Under one of the oaks of the dense hammock, Bryan poured the last of the coffee from the thermos into the stainless mug.
It would have been good on ice, but it was strong coffee, and it would do and hold him over until they got to camp. The tiny myrtle warblers traded calls and flickered through the oak’s shadows.
The hound mutt lay across the only patch of light coming through the hammock, listening to the warblers, and Bryan remembered one of those mornings when he’d wake early and get out the muddy hiking boots and the lanky and lean pup would start running in circles in the small apartment. She knew what the boots meant, that the weekend had come, that they’d ride out in the old truck. No radio, only the dim dash light and a few of the big rigs’ headlights piercing the morning dark, riding out, she curled up beside him until he turned off the interstate. He cranked the windows to the cold wind, the dog intently watching the empty gas stations and the doublewides and dew-covered jacked-up trucks, and then the bandana-wearing workers out at the tomato farms. Downing the last sip of coffee, the old asphalt two-lane deeper into the country, shifting to overdrive, he let the truck take them out. He knew they’ll have to head back in a few hours, the dog dead tired, his boots caked in dirt. But driving out past the farms it was a new morning.

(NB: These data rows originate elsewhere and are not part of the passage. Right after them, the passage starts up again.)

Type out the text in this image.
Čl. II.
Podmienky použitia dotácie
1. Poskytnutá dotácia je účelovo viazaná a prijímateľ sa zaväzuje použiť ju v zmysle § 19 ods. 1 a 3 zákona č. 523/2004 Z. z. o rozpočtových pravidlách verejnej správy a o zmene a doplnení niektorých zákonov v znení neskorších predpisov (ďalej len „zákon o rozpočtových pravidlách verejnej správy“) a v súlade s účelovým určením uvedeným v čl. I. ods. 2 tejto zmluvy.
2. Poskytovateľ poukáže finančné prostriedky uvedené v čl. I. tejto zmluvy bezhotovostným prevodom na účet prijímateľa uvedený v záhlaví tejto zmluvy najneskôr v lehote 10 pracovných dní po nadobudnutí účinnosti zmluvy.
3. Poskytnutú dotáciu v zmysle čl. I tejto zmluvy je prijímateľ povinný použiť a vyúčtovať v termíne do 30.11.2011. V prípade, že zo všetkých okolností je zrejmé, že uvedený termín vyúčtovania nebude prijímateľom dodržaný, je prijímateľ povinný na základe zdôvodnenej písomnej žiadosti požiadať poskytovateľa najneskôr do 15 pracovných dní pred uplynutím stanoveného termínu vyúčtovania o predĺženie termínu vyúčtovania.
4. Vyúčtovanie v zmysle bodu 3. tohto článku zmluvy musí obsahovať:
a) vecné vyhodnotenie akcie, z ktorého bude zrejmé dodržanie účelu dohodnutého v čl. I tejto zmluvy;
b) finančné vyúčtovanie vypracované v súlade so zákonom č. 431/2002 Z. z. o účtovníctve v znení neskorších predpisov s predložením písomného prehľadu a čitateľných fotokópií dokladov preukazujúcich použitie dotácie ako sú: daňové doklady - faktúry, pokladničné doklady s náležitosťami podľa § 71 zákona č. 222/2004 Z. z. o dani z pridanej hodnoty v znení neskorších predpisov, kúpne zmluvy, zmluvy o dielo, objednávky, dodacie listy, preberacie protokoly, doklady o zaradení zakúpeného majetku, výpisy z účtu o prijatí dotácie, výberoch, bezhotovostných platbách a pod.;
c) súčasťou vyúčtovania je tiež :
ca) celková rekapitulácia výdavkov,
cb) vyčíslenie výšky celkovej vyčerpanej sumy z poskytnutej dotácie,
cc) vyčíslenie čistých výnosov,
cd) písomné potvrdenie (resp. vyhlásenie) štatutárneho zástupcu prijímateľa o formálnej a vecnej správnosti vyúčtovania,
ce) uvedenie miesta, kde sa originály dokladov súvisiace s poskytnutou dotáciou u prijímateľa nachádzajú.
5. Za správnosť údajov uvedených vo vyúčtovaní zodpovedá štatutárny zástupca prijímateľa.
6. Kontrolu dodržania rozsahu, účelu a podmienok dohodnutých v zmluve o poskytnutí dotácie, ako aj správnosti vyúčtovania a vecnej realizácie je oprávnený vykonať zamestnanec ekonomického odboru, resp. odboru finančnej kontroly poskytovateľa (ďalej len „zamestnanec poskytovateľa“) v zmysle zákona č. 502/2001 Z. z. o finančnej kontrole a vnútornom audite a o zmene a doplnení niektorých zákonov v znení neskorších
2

Those mornings were a long time ago, seven years—when they were alone, and now they were again.
Laying on her side, the hound watched him. Those were quite a few damn years, girl. But it don’t matter, now.
The dense cover of the oaks and creeping vines kept out the afternoon light. But ahead the horizon opened to the white light of the open scrub.
He finished the coffee, put the thermos back in the pack, and the hound mutt ran ahead, stopping to wait for Bryan to catch up the way she did as a pup. They hiked past the willow slanting towards the light that came sudden and bright, the silhouette of the tall man and the hound side by side now.
They hiked further into the light. He could only feel it warm on his neck and arms. It wasn’t the sharp sun of August. The sawgrass cut his legs, and across the land dead-flat, he could see the edge of the creek ahead.